Had he seen this back in 1389, Hob would have run away in opposite direction screaming blasphemy or something. Perhaps. Maybe not. He might have come back wanting to know.

 

 

*

 

Twenty minutes later, Hob opened the door to his room slowly. There he was, the pale man, looking lifeless. Bloodless. He looked long dead.

 

Hob would have called for an ambulance had it not been for the slight twitching. His clothes were dry.

 

Befuddled as to why he would come here, Hob couldn’t sleep that night, concern and amazement filling him.

 

 

*

 

Somewhere around dawn, Hob dozed off for a bit on his chair. When he blinked his eyes open, his friend was gone. The bedsheet was unruffled.

 

 

His friend as per their usual fashion, left behind more questions and zero explanation.

 

 

*

 

Hob was pretty sure he wouldn’t see his friend for another couple of years, at least. Maybe another two hundred to counter balance.

 

Except, he turned up two days later.

 

Hob was arranging fresh towels in one of the guest bathrooms when a loud noise from the lower floor startled him. He grabbed a vase on the way as he tiptoed down the stairs, his heart beating at the usual pace, his past military training not quite erased from his muscles.

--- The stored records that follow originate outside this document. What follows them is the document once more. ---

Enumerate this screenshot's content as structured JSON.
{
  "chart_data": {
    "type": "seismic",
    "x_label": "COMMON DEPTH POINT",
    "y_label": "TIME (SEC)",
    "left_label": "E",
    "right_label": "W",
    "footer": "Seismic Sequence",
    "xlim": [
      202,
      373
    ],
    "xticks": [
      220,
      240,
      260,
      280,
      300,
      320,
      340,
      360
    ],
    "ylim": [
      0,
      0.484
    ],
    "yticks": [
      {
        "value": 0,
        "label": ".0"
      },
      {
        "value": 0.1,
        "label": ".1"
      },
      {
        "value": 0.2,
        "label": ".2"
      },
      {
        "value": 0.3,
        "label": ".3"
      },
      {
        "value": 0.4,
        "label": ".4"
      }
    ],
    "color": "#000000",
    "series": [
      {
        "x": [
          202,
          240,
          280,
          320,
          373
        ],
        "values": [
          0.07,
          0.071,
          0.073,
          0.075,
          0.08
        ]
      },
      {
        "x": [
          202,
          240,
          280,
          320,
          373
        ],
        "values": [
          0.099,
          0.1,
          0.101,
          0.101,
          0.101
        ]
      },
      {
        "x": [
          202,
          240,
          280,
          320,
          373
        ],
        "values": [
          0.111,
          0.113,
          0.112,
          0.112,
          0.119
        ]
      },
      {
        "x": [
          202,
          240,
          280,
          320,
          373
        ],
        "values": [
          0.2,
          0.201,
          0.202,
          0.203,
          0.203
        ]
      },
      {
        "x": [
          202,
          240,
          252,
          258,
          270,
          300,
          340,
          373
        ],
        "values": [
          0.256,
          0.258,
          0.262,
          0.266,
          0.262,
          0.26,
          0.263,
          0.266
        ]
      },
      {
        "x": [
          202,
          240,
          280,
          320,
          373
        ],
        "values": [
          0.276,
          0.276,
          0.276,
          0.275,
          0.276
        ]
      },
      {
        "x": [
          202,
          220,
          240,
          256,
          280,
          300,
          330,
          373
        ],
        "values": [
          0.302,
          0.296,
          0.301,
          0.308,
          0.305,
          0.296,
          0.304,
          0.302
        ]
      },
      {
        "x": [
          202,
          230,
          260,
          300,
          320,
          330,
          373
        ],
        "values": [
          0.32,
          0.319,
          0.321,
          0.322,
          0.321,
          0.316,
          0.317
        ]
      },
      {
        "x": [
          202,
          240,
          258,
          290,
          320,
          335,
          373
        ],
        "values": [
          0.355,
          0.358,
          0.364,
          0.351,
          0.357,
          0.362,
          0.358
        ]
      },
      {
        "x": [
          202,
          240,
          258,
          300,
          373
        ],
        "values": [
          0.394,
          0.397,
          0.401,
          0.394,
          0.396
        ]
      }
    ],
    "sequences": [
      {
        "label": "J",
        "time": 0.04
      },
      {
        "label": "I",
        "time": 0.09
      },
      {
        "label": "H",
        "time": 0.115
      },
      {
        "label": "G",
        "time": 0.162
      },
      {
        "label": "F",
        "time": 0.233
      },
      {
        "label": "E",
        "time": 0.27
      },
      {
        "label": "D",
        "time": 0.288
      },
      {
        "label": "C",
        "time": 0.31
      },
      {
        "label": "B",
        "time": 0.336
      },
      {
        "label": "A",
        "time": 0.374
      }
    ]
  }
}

Totally expecting a break in, he held the vase close to him for the sake of pretense. He came to a sudden halt, not believing his eyes. He dropped the vase in shock.

 

There was his friend with one arm wrapped around himself standing in the middle of the lobby.

 

“What the fuck?” Hob whispered and hurried towards him.

 

His friend took a shaky step towards him as well and Hob caught him instinctively.

 

“Morpheus,” He rasped, short of breath. Hob held onto him tighter, his heart beating thunderously. “My name.”

 

“Like the God of dreams?” Hob asked, his pitch higher than usual, bewildered.

 

Hob couldn’t rejoice in the monumental moment of his life as his friend, Morpheus, collapsed in his arms and became still.